Mit Blick auf Syrien – ein Land, welches das Römer Statut nicht unterzeichnet hat - kritisiert Amnesty International, dass der Uno-Sicherheitsrat den Fall trotz der gravierenden Verbrechen gegen die Menschlichkeit, die dort begangenen werden, nicht an den Internationalen Strafgerichtshof überweist, was er in anderen Fällen wie Darfur und Libyen sehr wohl getan hatte.
Amnesty International ruft die Regierungen zudem auf, dem ICC die nötige finanzielle Unterstützung zu gewähren. Dass Staaten wie England, Deutschland, Frankreich, Japan und Italien, die viel zur Etablierung des Internationalen Strafgerichtshofs beigetragen haben, ihre Beiträge heute kürzen, ist besorgniserregend. Auch haben sich noch längst nicht alle Staaten zu freiwilligen Beiträgen an den Fonds für Opfer verpflichtet, aus dem Unterstützungsprojekte und vom Gericht gesprochene Entschädigungen finanziert werden.

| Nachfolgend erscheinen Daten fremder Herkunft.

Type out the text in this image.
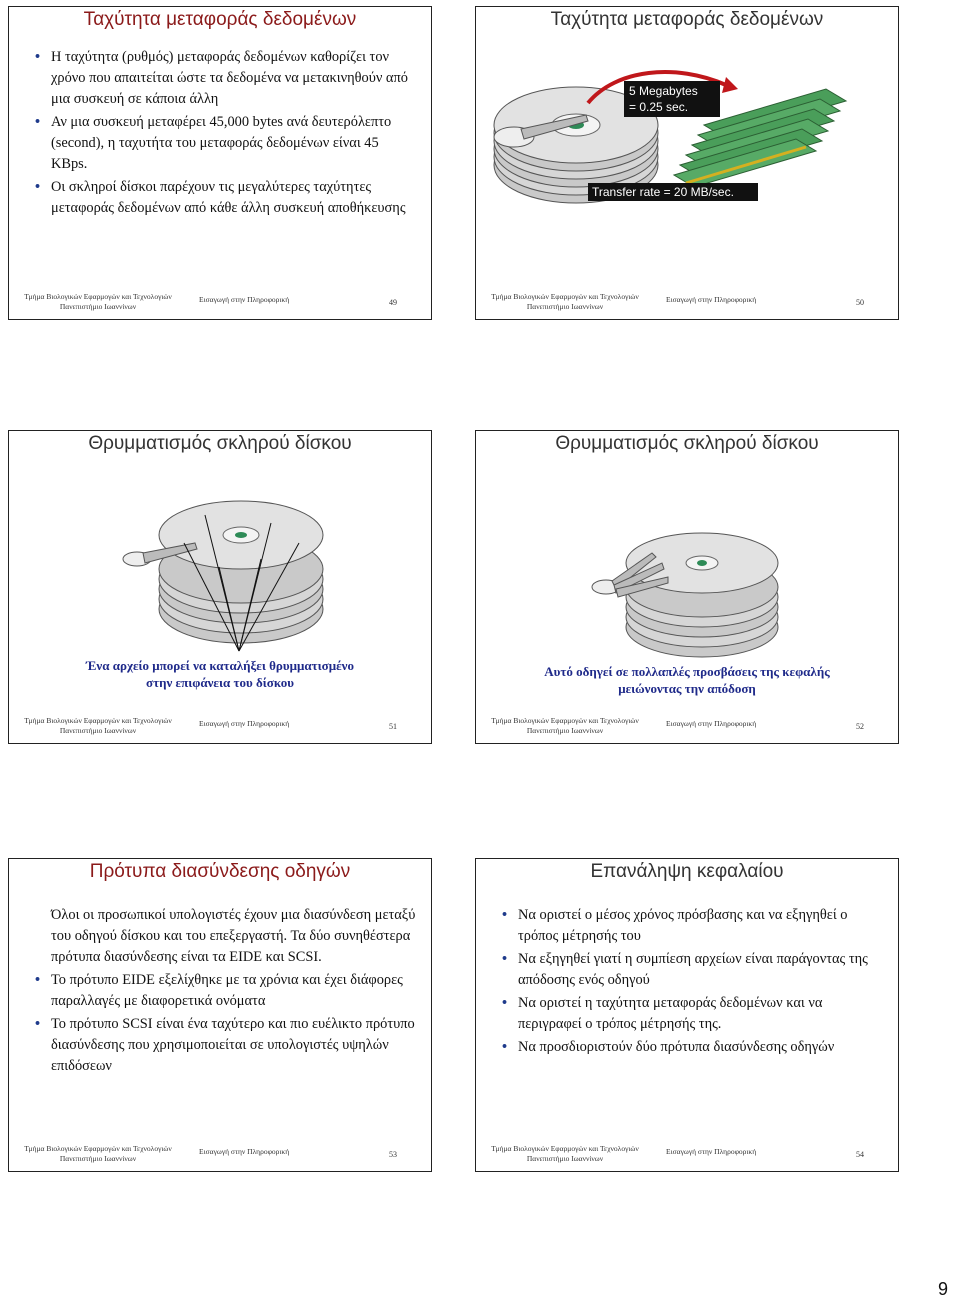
Ταχύτητα μεταφοράς δεδομένων
• Η ταχύτητα (ρυθμός) μεταφοράς δεδομένων καθορίζει τον χρόνο που απαιτείται ώστε τα δεδομένα να μετακινηθούν από μια συσκευή σε κάποια άλλη
• Αν μια συσκευή μεταφέρει 45,000 bytes ανά δευτερόλεπτο (second), η ταχυτήτα του μεταφοράς δεδομένων είναι 45 KBps.
• Οι σκληροί δίσκοι παρέχουν τις μεγαλύτερες ταχύτητες μεταφοράς δεδομένων από κάθε άλλη συσκευή αποθήκευσης
Τμήμα Βιολογικών Εφαρμογών και Τεχνολογιών
Πανεπιστήμιο Ιωαννίνων
Εισαγωγή στην Πληροφορική	49
Ταχύτητα μεταφοράς δεδομένων
5 Megabytes
= 0.25 sec.
Transfer rate = 20 MB/sec.
Τμήμα Βιολογικών Εφαρμογών και Τεχνολογιών
Πανεπιστήμιο Ιωαννίνων
Εισαγωγή στην Πληροφορική	50
Θρυμματισμός σκληρού δίσκου
Ένα αρχείο μπορεί να καταλήξει θρυμματισμένο
στην επιφάνεια του δίσκου
Τμήμα Βιολογικών Εφαρμογών και Τεχνολογιών
Πανεπιστήμιο Ιωαννίνων
Εισαγωγή στην Πληροφορική	51
Θρυμματισμός σκληρού δίσκου
Αυτό οδηγεί σε πολλαπλές προσβάσεις της κεφαλής
μειώνοντας την απόδοση
Τμήμα Βιολογικών Εφαρμογών και Τεχνολογιών
Πανεπιστήμιο Ιωαννίνων
Εισαγωγή στην Πληροφορική	52
Πρότυπα διασύνδεσης οδηγών
Όλοι οι προσωπικοί υπολογιστές έχουν μια διασύνδεση μεταξύ του οδηγού δίσκου και του επεξεργαστή. Τα δύο συνηθέστερα πρότυπα διασύνδεσης είναι τα EIDE και SCSI.
• Το πρότυπο EIDE εξελίχθηκε με τα χρόνια και έχει διάφορες παραλλαγές με διαφορετικά ονόματα
• Το πρότυπο SCSI είναι ένα ταχύτερο και πιο ευέλικτο πρότυπο διασύνδεσης που χρησιμοποιείται σε υπολογιστές υψηλών επιδόσεων
Τμήμα Βιολογικών Εφαρμογών και Τεχνολογιών
Πανεπιστήμιο Ιωαννίνων
Εισαγωγή στην Πληροφορική	53
Επανάληψη κεφαλαίου
• Να οριστεί ο μέσος χρόνος πρόσβασης και να εξηγηθεί ο τρόπος μέτρησής του
• Να εξηγηθεί γιατί η συμπίεση αρχείων είναι παράγοντας της απόδοσης ενός οδηγού
• Να οριστεί η ταχύτητα μεταφοράς δεδομένων και να περιγραφεί ο τρόπος μέτρησής της.
• Να προσδιοριστούν δύο πρότυπα διασύνδεσης οδηγών
Τμήμα Βιολογικών Εφαρμογών και Τεχνολογιών
Πανεπιστήμιο Ιωαννίνων
Εισαγωγή στην Πληροφορική	54
9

Der Fonds ist ausserordentlich wichtig, damit Opfer von schweren, international verfolgten Straftaten wieder zu einem normalen Leben zurückfinden können.
«Wir fordern die Staaten dringend auf, sich weiterhin und verstärkt dafür zu engagieren, dass Kriegsverbrecher vor Gericht gebracht und die Opfer von solch schrecklichen Verbrechen entschädigt werden können», so Alain Bovard.